Can I use the word "comeback" yet again? Yes, I think I'll have to, as this album saw the return of the notoriously fractious Reid brothers who had buried the hatchet ( hopefully just figuratively ) long enough to go out on a couple of tours and produce some songs together for the first time in what seemed like several ice ages. Sticking to their tried and trusted formula of distorted rock 'n' roll fatalism, Jim and William showed there was life in the old dogs yet with such typically obnoxious tracks as All Things Must Pass, Mood Rider and Amputation ( "I'm a rock 'n' roll amputation" Of course you are, dear ). They also still have a way with a fuzzed-up girl-group ballad which Always Sad and The Two Of Us prove perfectly. Yes, it's a formula, yes, they're sticking to it and, yes, it's still fantastic.
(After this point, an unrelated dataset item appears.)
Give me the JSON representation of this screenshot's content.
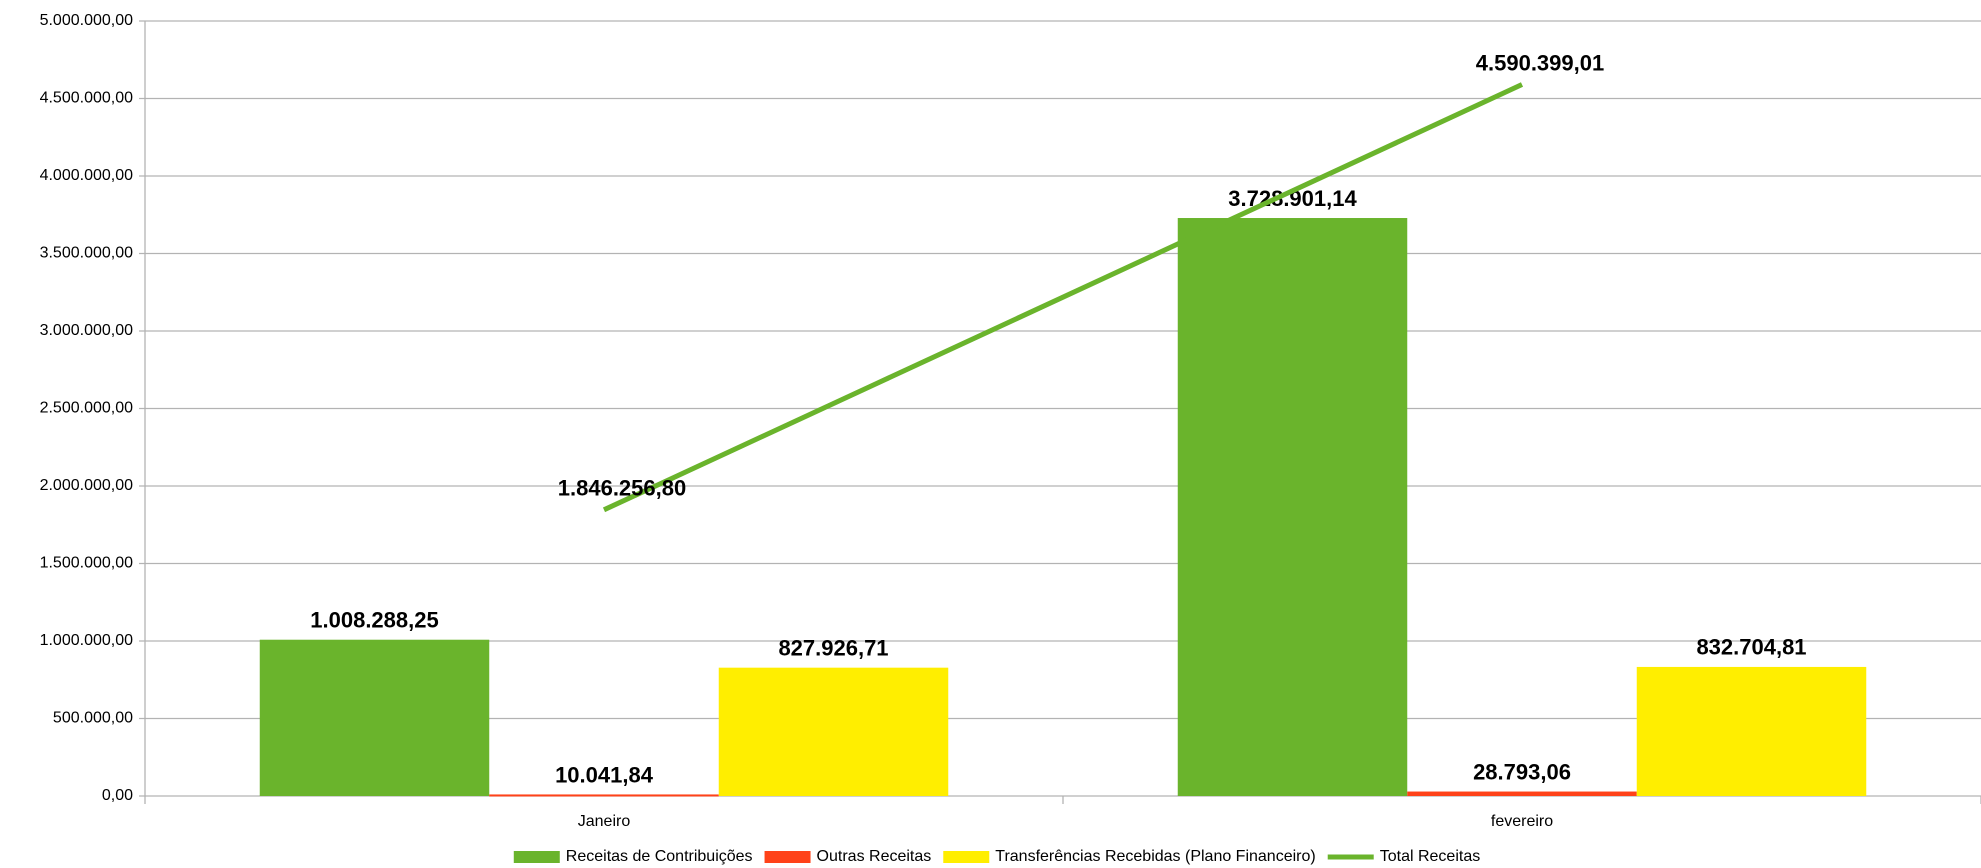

Lost In The Dream  -  The War On Drugs

Okay, hear me out. What if Bob Dylan took a shed-load of mushrooms and recruited the E Street Band to back him on some windswept AOR epics that all went on for precisely forever? Yeah? Well, that would seem to be the thinking behind Adam Granduciel's psychedelic Americana on this towering album. And it works, it really works. Man.

The Sunshine Underground  -  The Sunshine Underground

Along with The Maccabees, The Sunshine Underground are one of those bands who, in a just and fair world, should have been absolutely massive. Their sky-scraping Nu Rave dance epics like Start and It Is Only You were tuneful, propulsive and all-inclusive and they were a massively fine live band. I saw them a couple of times and grinned from ear to ear throughout both performances of their positive-vibe-filled indie-dance-pop. ( That's a lot of hyphens! ) I was gutted when they announced they were splitting up but Sarah and I were lucky enough to catch them on their final tour at Bristol's iconic Thekla. As I say, in a better world, they would have been megastars. But of course we're living in a world where, instead, Ed Sheeran is a megastar. Aren't we lucky?

So, there you go, another 10 great albums which are guaranteed to make you even cooler than you already are whilst you listen to them. And you're pretty cool already, am I right?